ConfigMap field	Description
`metadata.name`	Model name with hyphens as delimiters. For example, if the model name is `tiiuae/falcon-7b`, specify `tiiuae-falcon-7b`.
`data.model.`	Model name with underscores as delimiters `<full_model_name>`. For example, if the model name is `tiiuae/falcon-7b`, specify `tiiuae_falcon_7b`.
`data.model.<full_model_name>.pvc_name`	Persistent volume claim where the model source files are stored. Use the `pvc_name` that you noted in an earlier step. For example, `tiiuae-falcon-7b-pvc`
`data.model.<full_model_name>.pvc_size`	Size of persistent volume claim where the model source files are stored. For example, `60Gi`.
`data.model.<full_model_name>.dir_name`	Directory where the model content is stored. This value matches the `MODEL_PATH` from the model download job. For example, `models--tiiuae-falcon-7b`
`data.model.<full_model_name>.storage_uri`	Universal resource identifier for the directory where the model source files are stored with the syntax `pvc://<pvc where model is downloaded>/`. For example, `pvc://tiiuae-falcon-7b-pvc/`.
`data.model.<full_model_name>.env.DTYPE_STR`	Data type of text strings that the model can process. For example, `float16`. For more information about supported values, see Global parameters for custom foundation models.

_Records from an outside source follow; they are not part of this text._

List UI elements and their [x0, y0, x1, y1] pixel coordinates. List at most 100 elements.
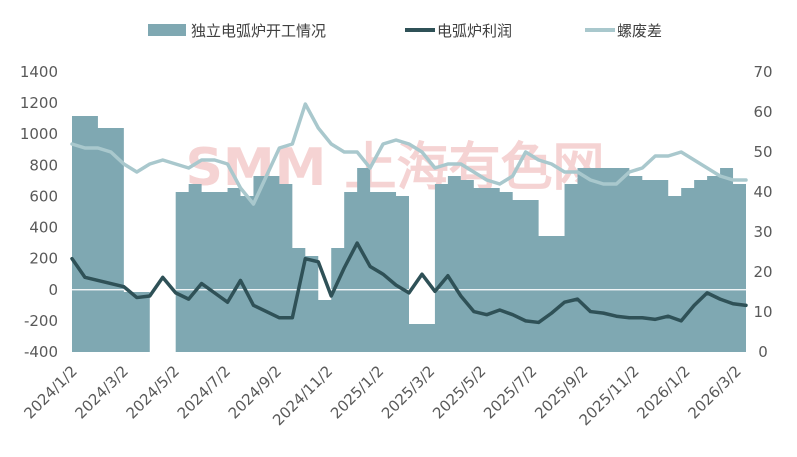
legend-item: 螺废差 [585, 22, 662, 40]
legend-item: 电弧炉利润 [405, 22, 512, 40]
point-电弧炉利润-33 [498, 308, 501, 312]
x-tick-label: 2026/1/2 [633, 362, 693, 422]
point-螺废差-18 [304, 102, 307, 106]
x-tick-label: 2025/1/2 [327, 362, 387, 422]
point-电弧炉利润-44 [641, 316, 644, 319]
point-螺废差-25 [394, 138, 398, 142]
x-tick-label: 2025/3/2 [378, 362, 438, 422]
point-电弧炉利润-22 [355, 241, 359, 245]
point-电弧炉利润-6 [148, 294, 151, 298]
point-电弧炉利润-47 [679, 319, 683, 323]
point-电弧炉利润-34 [511, 313, 514, 316]
legend-label: 电弧炉利润 [437, 22, 512, 40]
point-电弧炉利润-25 [394, 283, 398, 287]
y-left-tick-label: 1200 [20, 94, 58, 112]
watermark-text: SMM 上海有色网 [185, 138, 604, 198]
point-螺废差-47 [679, 150, 683, 154]
point-电弧炉利润-18 [304, 257, 307, 260]
y-left-tick-label: -200 [24, 312, 58, 330]
point-螺废差-14 [252, 202, 255, 206]
point-螺废差-51 [731, 178, 735, 182]
point-螺废差-15 [265, 174, 268, 178]
point-螺废差-30 [459, 162, 463, 166]
point-电弧炉利润-43 [628, 316, 631, 319]
y-right-tick-label: 70 [753, 63, 772, 81]
legend-item: 独立电弧炉开工情况 [148, 22, 326, 40]
point-螺废差-21 [342, 150, 346, 154]
point-螺废差-28 [433, 166, 437, 170]
point-螺废差-8 [174, 162, 177, 166]
point-螺废差-0 [70, 142, 74, 146]
point-螺废差-33 [498, 182, 501, 186]
x-tick-label: 2024/5/2 [123, 362, 183, 422]
point-电弧炉利润-10 [200, 282, 203, 285]
x-tick-label: 2026/3/2 [684, 362, 744, 422]
point-螺废差-26 [407, 142, 411, 146]
point-螺废差-44 [641, 166, 644, 170]
point-螺废差-10 [200, 158, 203, 162]
point-电弧炉利润-13 [239, 279, 242, 282]
point-电弧炉利润-48 [692, 304, 696, 307]
y-right-tick-label: 0 [758, 343, 768, 361]
x-tick-label: 2025/5/2 [429, 362, 489, 422]
point-电弧炉利润-50 [718, 297, 722, 301]
point-螺废差-7 [161, 158, 164, 162]
y-left-tick-label: 800 [29, 156, 58, 174]
point-螺废差-43 [628, 170, 631, 174]
point-电弧炉利润-27 [420, 273, 424, 276]
point-螺废差-17 [291, 142, 294, 146]
point-螺废差-23 [368, 166, 372, 170]
point-螺废差-40 [589, 178, 592, 182]
point-电弧炉利润-32 [485, 313, 488, 316]
y-right-tick-label: 10 [753, 303, 772, 321]
point-电弧炉利润-49 [705, 291, 709, 295]
x-tick-label: 2024/3/2 [72, 362, 132, 422]
point-螺废差-9 [187, 166, 190, 170]
point-电弧炉利润-31 [472, 310, 476, 313]
point-螺废差-24 [381, 142, 385, 146]
point-电弧炉利润-51 [731, 302, 735, 305]
y-right-tick-label: 20 [753, 263, 772, 281]
point-螺废差-4 [122, 162, 126, 166]
y-left-tick-label: 1400 [20, 63, 58, 81]
point-螺废差-11 [213, 158, 216, 162]
legend-label: 螺废差 [617, 22, 662, 40]
point-电弧炉利润-38 [563, 301, 566, 304]
point-螺废差-13 [239, 186, 242, 190]
legend-label: 独立电弧炉开工情况 [191, 22, 326, 40]
point-螺废差-29 [446, 162, 450, 166]
y-left-tick-label: 0 [48, 281, 58, 299]
y-right-tick-label: 30 [753, 223, 772, 241]
point-电弧炉利润-14 [252, 304, 255, 307]
point-螺废差-48 [692, 158, 696, 162]
y-left-tick-label: 1000 [20, 125, 58, 143]
y-left-tick-label: 200 [29, 250, 58, 268]
point-电弧炉利润-36 [537, 321, 540, 324]
point-电弧炉利润-40 [589, 310, 592, 313]
point-螺废差-22 [355, 150, 359, 154]
point-电弧炉利润-39 [576, 297, 579, 301]
point-电弧炉利润-46 [667, 315, 670, 318]
point-电弧炉利润-9 [187, 297, 190, 301]
point-螺废差-42 [615, 182, 618, 186]
point-电弧炉利润-20 [330, 294, 333, 298]
point-螺废差-27 [420, 150, 424, 154]
point-螺废差-49 [705, 166, 709, 170]
point-电弧炉利润-11 [213, 291, 216, 295]
point-螺废差-35 [524, 150, 527, 154]
point-电弧炉利润-42 [615, 315, 618, 318]
point-电弧炉利润-24 [381, 273, 385, 276]
point-电弧炉利润-37 [550, 311, 553, 315]
plot-area [70, 102, 748, 352]
point-电弧炉利润-7 [161, 276, 164, 279]
point-电弧炉利润-41 [602, 311, 605, 315]
point-电弧炉利润-35 [524, 319, 527, 323]
point-电弧炉利润-1 [83, 276, 87, 279]
point-电弧炉利润-17 [291, 316, 294, 319]
point-螺废差-37 [550, 162, 553, 166]
point-电弧炉利润-12 [226, 301, 229, 304]
point-螺废差-12 [226, 162, 229, 166]
y-left-tick-label: 600 [29, 187, 58, 205]
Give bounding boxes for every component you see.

`data.model.<full_model_name>.annotations. productVersion`	The IBM watsonx.ai service operator version. For example, `9.1.0`. To get this value, use the following command: `oc get watsonxaiifm watsonxaiifm-cr -o jsonpath="{.spec.version}"`
`data.model.<full_model_name>.annotations.cloudpakInstanceId`	The IBM® Software Hub instance ID. For example, `b0871d64-ceae-47e9-b186-6e336deaf1f1`. To get this value, use the following command: `oc get cm product-configmap -o jsonpath="{.data.CLOUD_PAK_INSTANCE_ID}"`
`data.model.<full_model_name>.labels_syom.icpdsupport/module`	Model name with hyphens as delimiters. For example, if the model name is `tiiuae/falcon-7b`, specify `tiiuae-falcon-7b`
`data.model.<full_model_name>.labels_syom.app`	Model name with hyphens as delimiters and prefixed with `text-`. For example, if the model name is `tiiuae/falcon-7b`, specify `text-tiiuae-falcon-7b`.

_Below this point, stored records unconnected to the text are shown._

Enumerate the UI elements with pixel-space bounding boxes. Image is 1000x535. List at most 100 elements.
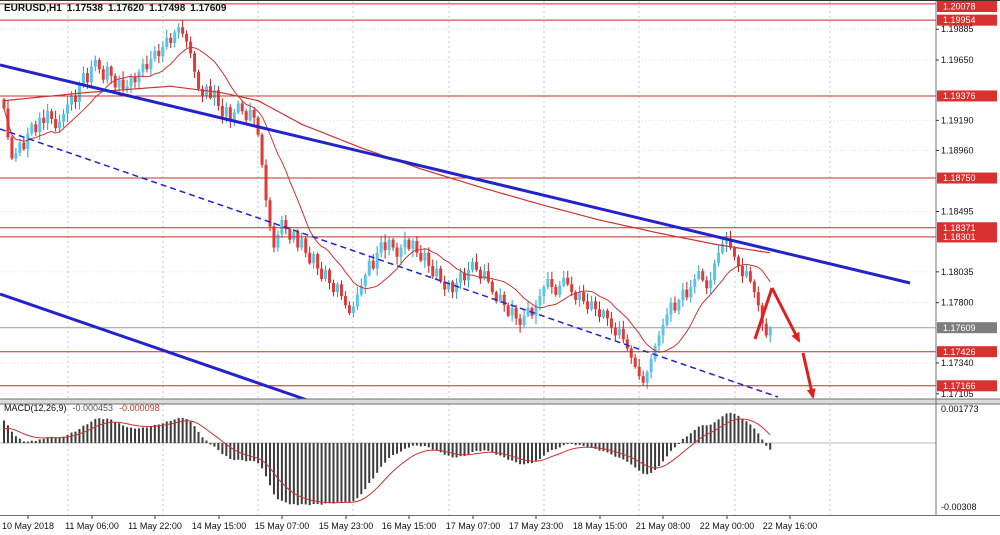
macd-histogram-bar <box>229 443 232 460</box>
price-axis-label: 1.18495 <box>941 206 974 216</box>
candle-body <box>34 124 38 133</box>
macd-histogram-bar <box>558 443 561 448</box>
candle-body <box>399 247 403 257</box>
macd-histogram-bar <box>217 443 220 451</box>
macd-histogram-bar <box>709 424 712 443</box>
macd-histogram-bar <box>272 443 275 495</box>
sr-price-box <box>937 172 997 184</box>
macd-histogram-bar <box>141 427 144 443</box>
macd-histogram-bar <box>364 443 367 490</box>
trendline-lower-channel[interactable] <box>0 292 311 403</box>
macd-histogram-bar <box>304 443 307 505</box>
macd-histogram-bar <box>566 443 569 445</box>
macd-histogram-bar <box>90 421 93 443</box>
sr-price-box-label: 1.18371 <box>943 223 976 233</box>
candle-body <box>30 124 34 134</box>
macd-histogram-bar <box>622 443 625 460</box>
macd-histogram-bar <box>658 443 661 467</box>
macd-histogram-bar <box>396 443 399 454</box>
macd-histogram-bar <box>447 443 450 456</box>
macd-histogram-bar <box>721 416 724 443</box>
macd-histogram-bar <box>205 440 208 443</box>
macd-histogram-bar <box>459 443 462 457</box>
candle-body <box>157 50 161 57</box>
macd-histogram-bar <box>122 425 125 443</box>
macd-histogram-bar <box>487 443 490 451</box>
macd-histogram-bar <box>697 426 700 443</box>
macd-histogram-bar <box>149 426 152 443</box>
macd-histogram-bar <box>316 443 319 505</box>
macd-histogram-bar <box>233 443 236 461</box>
sr-price-box-label: 1.18301 <box>943 232 976 242</box>
candle-body <box>212 90 216 99</box>
macd-histogram-bar <box>499 443 502 456</box>
fast-ma-line <box>3 46 771 353</box>
macd-histogram-bar <box>618 443 621 458</box>
candle-body <box>125 86 129 89</box>
forecast-arrow[interactable] <box>801 352 816 399</box>
macd-histogram-bar <box>654 443 657 470</box>
macd-histogram-bar <box>10 431 13 443</box>
candle-body <box>141 63 145 72</box>
macd-histogram-bar <box>66 434 69 443</box>
sr-price-box <box>937 1 997 12</box>
candle-body <box>387 239 391 251</box>
candle-body <box>459 272 463 283</box>
macd-histogram-bar <box>30 440 33 443</box>
time-axis-label: 15 May 23:00 <box>319 521 374 531</box>
forecast-arrow[interactable] <box>753 287 774 340</box>
candle-body <box>38 117 42 133</box>
candle-body <box>232 112 236 122</box>
trendline-main-downtrend[interactable] <box>0 63 911 285</box>
symbol-label: EURUSD,H1 <box>4 3 62 14</box>
macd-histogram-bar <box>741 419 744 443</box>
macd-histogram-bar <box>602 443 605 452</box>
candle-body <box>149 58 153 70</box>
candle-body <box>89 66 93 83</box>
candle-body <box>748 271 752 282</box>
macd-histogram-bar <box>296 443 299 506</box>
candle-body <box>288 229 292 240</box>
macd-histogram-bar <box>74 431 77 443</box>
candle-body <box>725 238 729 244</box>
macd-histogram-bar <box>261 443 264 469</box>
macd-histogram-bar <box>503 443 506 458</box>
candle-body <box>605 310 609 319</box>
macd-histogram-bar <box>6 425 9 443</box>
price-axis-label: 1.19885 <box>941 24 974 34</box>
macd-histogram-bar <box>717 419 720 443</box>
macd-histogram-bar <box>519 443 522 465</box>
price-axis-label: 1.17340 <box>941 358 974 368</box>
candle-body <box>93 60 97 67</box>
candle-body <box>2 99 6 109</box>
candle-body <box>343 296 347 306</box>
macd-histogram-bar <box>189 421 192 443</box>
trendline-dashed-downtrend[interactable] <box>0 128 779 398</box>
macd-histogram-bar <box>201 437 204 443</box>
macd-histogram-bar <box>685 436 688 443</box>
candle-body <box>502 294 506 306</box>
macd-histogram-bar <box>50 436 53 443</box>
macd-histogram-bar <box>344 443 347 503</box>
macd-histogram-bar <box>324 443 327 504</box>
candle-body <box>625 339 629 349</box>
candle-body <box>633 357 637 367</box>
candle-body <box>506 305 510 316</box>
candle-body <box>85 73 89 83</box>
macd-histogram-bar <box>284 443 287 503</box>
forecast-arrow[interactable] <box>770 287 801 343</box>
candle-body <box>550 279 554 287</box>
macd-histogram-bar <box>181 417 184 443</box>
macd-histogram-bar <box>320 443 323 505</box>
window-divider[interactable] <box>0 399 1000 404</box>
macd-histogram-bar <box>745 421 748 443</box>
candle-body <box>701 271 705 281</box>
price-axis-label: 1.19650 <box>941 55 974 65</box>
candle-body <box>328 269 332 283</box>
candle-body <box>240 103 244 112</box>
macd-histogram-bar <box>749 424 752 443</box>
candle-body <box>165 37 169 47</box>
macd-histogram-bar <box>197 431 200 443</box>
macd-histogram-bar <box>431 443 434 450</box>
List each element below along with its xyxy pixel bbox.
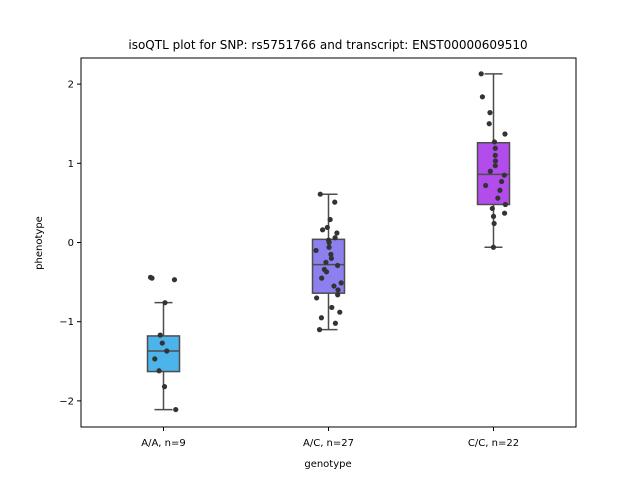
data-point xyxy=(171,277,178,283)
y-tick-label: 0 xyxy=(68,238,74,249)
data-point xyxy=(334,262,341,269)
data-point xyxy=(332,320,339,326)
data-point xyxy=(152,356,158,362)
data-point xyxy=(161,384,168,390)
y-tick-label: −2 xyxy=(59,396,74,407)
data-point xyxy=(502,201,508,208)
data-point xyxy=(499,178,505,185)
points-group xyxy=(313,191,344,333)
data-point xyxy=(491,139,498,145)
y-tick-label: 2 xyxy=(68,80,74,91)
data-point xyxy=(490,213,497,219)
data-point xyxy=(319,275,325,281)
data-point xyxy=(332,235,338,241)
y-axis-ticks: 2 1 0 −1 −2 xyxy=(59,80,81,407)
data-point xyxy=(479,94,486,100)
data-point xyxy=(490,244,497,250)
x-tick-label: C/C, n=22 xyxy=(468,438,519,449)
y-axis-label: phenotype xyxy=(34,216,45,270)
data-point xyxy=(317,191,323,197)
chart-title: isoQTL plot for SNP: rs5751766 and trans… xyxy=(128,38,527,52)
x-tick-label: A/A, n=9 xyxy=(141,438,186,449)
data-point xyxy=(478,71,484,77)
data-point xyxy=(495,195,501,201)
data-point xyxy=(492,152,498,158)
data-point xyxy=(501,172,507,178)
data-point xyxy=(159,340,165,346)
data-point xyxy=(157,332,163,338)
data-point xyxy=(327,216,333,223)
x-axis-label: genotype xyxy=(304,459,351,470)
points-group xyxy=(478,71,508,250)
data-point xyxy=(492,145,498,151)
data-point xyxy=(318,315,325,321)
data-point xyxy=(319,227,326,233)
data-point xyxy=(497,187,503,193)
data-point xyxy=(328,255,334,261)
data-point xyxy=(334,230,340,236)
data-point xyxy=(324,224,330,231)
points-group xyxy=(147,274,179,413)
box-group xyxy=(146,301,181,411)
y-tick-label: 1 xyxy=(68,159,74,170)
data-point xyxy=(492,163,498,169)
data-point xyxy=(487,110,493,116)
data-point xyxy=(486,121,492,127)
data-point xyxy=(326,244,332,250)
data-point xyxy=(335,292,341,298)
data-point xyxy=(326,239,332,246)
data-point xyxy=(331,283,337,289)
data-point xyxy=(337,309,343,315)
data-point xyxy=(329,304,335,311)
data-point xyxy=(162,300,168,306)
plot-area xyxy=(146,71,511,413)
data-point xyxy=(316,327,323,333)
data-point xyxy=(338,280,344,286)
data-point xyxy=(483,182,489,189)
data-point xyxy=(323,269,330,275)
data-point xyxy=(314,295,320,301)
data-point xyxy=(173,406,179,413)
data-point xyxy=(491,220,497,227)
data-point xyxy=(335,287,341,293)
data-point xyxy=(501,210,508,216)
y-tick-label: −1 xyxy=(59,317,74,328)
data-point xyxy=(328,251,334,257)
data-point xyxy=(492,158,499,164)
data-point xyxy=(149,275,155,281)
data-point xyxy=(502,131,508,137)
data-point xyxy=(313,247,319,254)
data-point xyxy=(156,368,162,374)
data-point xyxy=(164,348,170,354)
x-axis-ticks: A/A, n=9 A/C, n=27 C/C, n=22 xyxy=(141,427,519,449)
data-point xyxy=(332,199,338,205)
data-point xyxy=(323,259,329,265)
data-point xyxy=(489,205,495,212)
x-tick-label: A/C, n=27 xyxy=(303,438,354,449)
data-point xyxy=(487,168,493,174)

`data.model.<full_model_name>.labels_syom.syom_model`	Model name with single hyphens as delimiters, except for the first delimiter, which uses two hyphens. For example, `tiiuae--falcon-7b`.

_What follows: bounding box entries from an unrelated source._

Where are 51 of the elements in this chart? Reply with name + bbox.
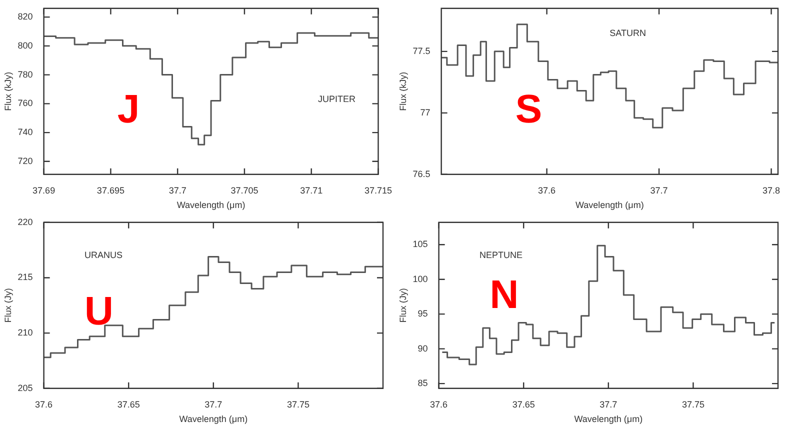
y-tick-label: 90 <box>418 343 428 354</box>
x-tick-label: 37.6 <box>430 399 448 410</box>
annotation: U <box>84 290 114 334</box>
y-tick-label: 85 <box>418 378 428 388</box>
annotation: NEPTUNE <box>480 250 523 260</box>
x-tick-label: 37.71 <box>300 185 323 196</box>
y-tick-label: 740 <box>18 127 33 138</box>
x-tick-label: 37.65 <box>117 399 140 410</box>
y-tick-label: 76.5 <box>412 168 430 179</box>
x-tick-label: 37.75 <box>286 399 310 410</box>
x-tick-label: 37.7 <box>600 399 618 410</box>
y-tick-label: 100 <box>412 274 428 284</box>
x-axis-title: Wavelength (μm) <box>179 414 248 424</box>
y-axis-title: Flux (Jy) <box>398 288 408 323</box>
y-tick-label: 95 <box>418 308 428 319</box>
y-tick-label: 760 <box>18 98 33 108</box>
annotation: J <box>117 87 140 132</box>
y-axis-title: Flux (kJy) <box>2 72 13 111</box>
x-tick-label: 37.6 <box>35 399 53 410</box>
x-tick-label: 37.8 <box>762 185 780 196</box>
x-axis-title: Wavelength (μm) <box>176 200 246 210</box>
y-tick-label: 77 <box>420 107 430 118</box>
y-tick-label: 220 <box>18 216 33 227</box>
x-tick-label: 37.715 <box>364 185 392 196</box>
x-tick-label: 37.7 <box>204 399 222 410</box>
annotation: SATURN <box>610 28 646 38</box>
y-axis-title: Flux (Jy) <box>2 288 13 323</box>
x-tick-label: 37.69 <box>32 185 56 196</box>
annotation: JUPITER <box>318 94 356 104</box>
y-tick-label: 780 <box>18 69 33 80</box>
x-tick-label: 37.7 <box>168 185 186 196</box>
y-axis-title: Flux (kJy) <box>398 72 408 111</box>
y-tick-label: 215 <box>18 272 33 282</box>
x-tick-label: 37.65 <box>512 399 535 410</box>
annotation: N <box>490 273 519 318</box>
annotation: S <box>515 87 542 132</box>
x-axis-title: Wavelength (μm) <box>574 414 643 424</box>
y-tick-label: 720 <box>18 156 33 166</box>
y-tick-label: 800 <box>18 40 33 50</box>
y-tick-label: 77.5 <box>412 46 430 56</box>
x-tick-label: 37.6 <box>538 185 556 196</box>
x-tick-label: 37.695 <box>96 185 124 196</box>
annotation: URANUS <box>84 250 123 260</box>
y-tick-label: 105 <box>412 239 428 250</box>
y-tick-label: 820 <box>18 12 33 22</box>
x-tick-label: 37.7 <box>650 185 668 196</box>
y-tick-label: 205 <box>18 382 33 393</box>
x-tick-label: 37.75 <box>682 399 704 410</box>
y-tick-label: 210 <box>18 328 33 338</box>
x-tick-label: 37.705 <box>230 185 258 196</box>
x-axis-title: Wavelength (μm) <box>575 200 644 210</box>
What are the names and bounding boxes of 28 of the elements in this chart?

`data.model.<full_model_name>.wx_inference_proxy.`	Model ID (`<full/model_name>`). For example, `tiiuae/falcon-7b`
`data.model.<full_model_name>.wx_inference_proxy.<full/model_name>.label`	Model name without provider prefix. For example, `falcon-7b`.
`data.model.<full_model_name>.wx_inference_proxy.<full/model_name>.provider`	Model provider. For example, `tiiuae`
`data.model.<full_model_name>.wx_inference_proxy.<full/model_name>.short discription of model`	Short description of the model in less than 100 characters.
`data.model.<full_model_name>.wx_inference_proxy.<full/model_name>.long discription of model`	Long description of the model.
`data.model.<full_model_name>.wx_inference_proxy.<full/model_name>.min_shot_size`	min shot size
`data.model.<full_model_name>.wx_inference_proxy.<full/model_name>.tier`	Model tier.
`data.model.<full_model_name>.wx_inference_proxy.<full/model_name>.number_params`	Number of model parameters. For example, `7b`
`data.model.<full_model_name>.wx_inference_proxy.<full/model_name>.lifecycle.available.since_version`	The first IBM watsonx.ai service operator version in which the model was added. For examples, `9.1.0`.

For example ConfigMap, see Registering custom foundation models for global deployment.

What to do next

To test the custom foundation model that you added to a watsonx.ai lightweight engine installation, submit an inference request to the model programmatically. For more details, see Working with the watsonx.ai lightweight engine.